Unlocking the Potential of Retro-Inverso (RI) Peptides as Future Drug Candidates

Abstract

Abstract Background With the rising demand for peptide-based drugs, enhancing their stability against proteolytic degradation has become a critical challenge. Strategies to improve peptide stability include cyclization, substitution of L-amino acids with D-amino acids, incorporation of β-amino acids, and various formulation techniques. An innovative approach involves modifying the peptide backbone by reversing the amide bond direction and inverting the stereochemistry of amino acids in the same segment. This approach results in the formation of retro-inverso peptides, which offer increased stability, permeability, and cellular uptake.

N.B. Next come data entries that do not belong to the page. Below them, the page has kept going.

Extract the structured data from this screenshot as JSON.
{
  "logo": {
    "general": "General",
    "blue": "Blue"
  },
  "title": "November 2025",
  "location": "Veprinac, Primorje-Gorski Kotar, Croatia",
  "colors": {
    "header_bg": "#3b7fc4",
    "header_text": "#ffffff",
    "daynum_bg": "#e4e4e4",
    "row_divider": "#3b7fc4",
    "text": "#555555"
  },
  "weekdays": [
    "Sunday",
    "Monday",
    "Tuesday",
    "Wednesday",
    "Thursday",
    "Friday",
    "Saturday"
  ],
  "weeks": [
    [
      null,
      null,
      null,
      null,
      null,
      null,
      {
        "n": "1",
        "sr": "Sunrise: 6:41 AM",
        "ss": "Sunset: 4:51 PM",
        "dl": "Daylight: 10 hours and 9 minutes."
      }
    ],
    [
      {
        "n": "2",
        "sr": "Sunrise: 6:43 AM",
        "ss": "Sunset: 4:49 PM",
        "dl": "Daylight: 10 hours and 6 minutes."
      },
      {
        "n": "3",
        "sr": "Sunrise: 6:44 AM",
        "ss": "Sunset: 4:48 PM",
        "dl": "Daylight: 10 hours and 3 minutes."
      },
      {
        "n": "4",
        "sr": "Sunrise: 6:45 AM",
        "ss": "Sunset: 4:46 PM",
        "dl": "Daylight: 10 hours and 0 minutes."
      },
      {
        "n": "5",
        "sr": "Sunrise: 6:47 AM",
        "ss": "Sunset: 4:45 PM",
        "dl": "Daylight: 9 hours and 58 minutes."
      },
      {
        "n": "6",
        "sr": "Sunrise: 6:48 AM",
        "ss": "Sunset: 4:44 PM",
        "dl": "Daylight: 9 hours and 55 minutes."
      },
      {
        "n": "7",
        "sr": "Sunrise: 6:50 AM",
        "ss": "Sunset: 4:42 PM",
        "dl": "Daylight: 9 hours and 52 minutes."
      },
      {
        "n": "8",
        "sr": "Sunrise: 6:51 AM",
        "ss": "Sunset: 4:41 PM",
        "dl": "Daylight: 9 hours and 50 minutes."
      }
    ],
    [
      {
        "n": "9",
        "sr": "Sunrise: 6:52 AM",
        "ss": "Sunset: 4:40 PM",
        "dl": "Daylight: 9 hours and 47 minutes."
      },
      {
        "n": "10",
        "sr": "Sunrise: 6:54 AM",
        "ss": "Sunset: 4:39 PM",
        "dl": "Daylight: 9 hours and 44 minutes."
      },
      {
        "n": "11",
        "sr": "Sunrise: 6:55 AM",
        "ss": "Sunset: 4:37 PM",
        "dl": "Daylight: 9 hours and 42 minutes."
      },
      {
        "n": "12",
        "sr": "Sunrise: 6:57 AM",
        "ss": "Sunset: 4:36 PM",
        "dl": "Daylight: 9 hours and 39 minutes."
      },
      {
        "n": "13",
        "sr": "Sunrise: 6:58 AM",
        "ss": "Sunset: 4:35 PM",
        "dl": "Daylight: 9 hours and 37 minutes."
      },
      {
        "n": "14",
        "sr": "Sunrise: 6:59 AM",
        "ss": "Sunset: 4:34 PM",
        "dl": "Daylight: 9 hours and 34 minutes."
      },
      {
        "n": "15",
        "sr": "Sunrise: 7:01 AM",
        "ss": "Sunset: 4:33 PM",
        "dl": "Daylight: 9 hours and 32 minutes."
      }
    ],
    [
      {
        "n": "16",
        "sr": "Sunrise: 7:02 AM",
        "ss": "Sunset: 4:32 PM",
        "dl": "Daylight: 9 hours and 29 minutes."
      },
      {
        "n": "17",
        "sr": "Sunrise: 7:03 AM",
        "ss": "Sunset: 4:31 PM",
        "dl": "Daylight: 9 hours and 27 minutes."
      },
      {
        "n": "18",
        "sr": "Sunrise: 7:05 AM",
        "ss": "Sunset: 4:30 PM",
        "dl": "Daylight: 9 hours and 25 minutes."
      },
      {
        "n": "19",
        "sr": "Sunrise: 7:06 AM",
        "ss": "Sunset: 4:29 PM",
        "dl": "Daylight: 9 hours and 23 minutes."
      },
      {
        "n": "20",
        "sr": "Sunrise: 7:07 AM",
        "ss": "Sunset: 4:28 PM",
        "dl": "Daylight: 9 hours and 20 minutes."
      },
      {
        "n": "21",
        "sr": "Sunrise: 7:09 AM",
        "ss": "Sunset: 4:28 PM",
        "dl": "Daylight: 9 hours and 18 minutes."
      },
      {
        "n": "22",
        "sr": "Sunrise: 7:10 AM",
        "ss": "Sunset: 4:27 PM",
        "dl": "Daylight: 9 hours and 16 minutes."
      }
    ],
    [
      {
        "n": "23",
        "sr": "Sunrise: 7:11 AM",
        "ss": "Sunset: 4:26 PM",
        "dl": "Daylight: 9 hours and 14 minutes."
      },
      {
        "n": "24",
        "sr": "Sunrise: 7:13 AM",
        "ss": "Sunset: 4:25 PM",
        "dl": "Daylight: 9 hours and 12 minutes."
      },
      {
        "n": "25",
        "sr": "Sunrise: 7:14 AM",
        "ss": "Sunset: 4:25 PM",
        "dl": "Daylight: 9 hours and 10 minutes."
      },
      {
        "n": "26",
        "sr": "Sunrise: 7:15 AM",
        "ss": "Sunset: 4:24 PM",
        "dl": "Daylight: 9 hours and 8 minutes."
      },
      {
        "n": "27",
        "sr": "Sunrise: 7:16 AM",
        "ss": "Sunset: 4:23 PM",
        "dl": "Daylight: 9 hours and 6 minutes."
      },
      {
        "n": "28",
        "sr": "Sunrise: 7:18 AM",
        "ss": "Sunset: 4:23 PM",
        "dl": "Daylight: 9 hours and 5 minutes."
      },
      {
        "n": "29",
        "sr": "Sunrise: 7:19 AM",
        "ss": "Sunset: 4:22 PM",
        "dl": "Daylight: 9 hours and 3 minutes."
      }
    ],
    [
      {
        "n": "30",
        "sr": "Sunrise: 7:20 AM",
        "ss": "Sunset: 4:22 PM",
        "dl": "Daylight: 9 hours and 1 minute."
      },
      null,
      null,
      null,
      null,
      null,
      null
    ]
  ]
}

Purpose The aim of this review is to provide a comprehensive analysis of retro-inverso peptides, focusing on their concept, synthesis, and applications as potential therapeutic agents, drug delivery systems, and in aesthetic applications. Methods The review explores the theoretical underpinnings of retro-inverso peptide design and its application to both linear and cyclic peptides. The synthesis strategies of retro-inverso peptides are discussed in detail, along with their formulation and practical utility in various biomedical fields. Results Retro-inverso peptides show promise in enhancing peptide stability and improving biological properties such as permeability and cellular uptake. Their unique structure offers advantages in drug development and potential as therapeutic agents or drug carriers. Conclusion Retro-inverso peptides represent a valuable strategy for overcoming the limitations of conventional peptides, especially regarding stability and bioavailability. This review highlights their potential in therapeutic development and other applications, reinforcing the importance of continued research and innovation in peptide chemistry.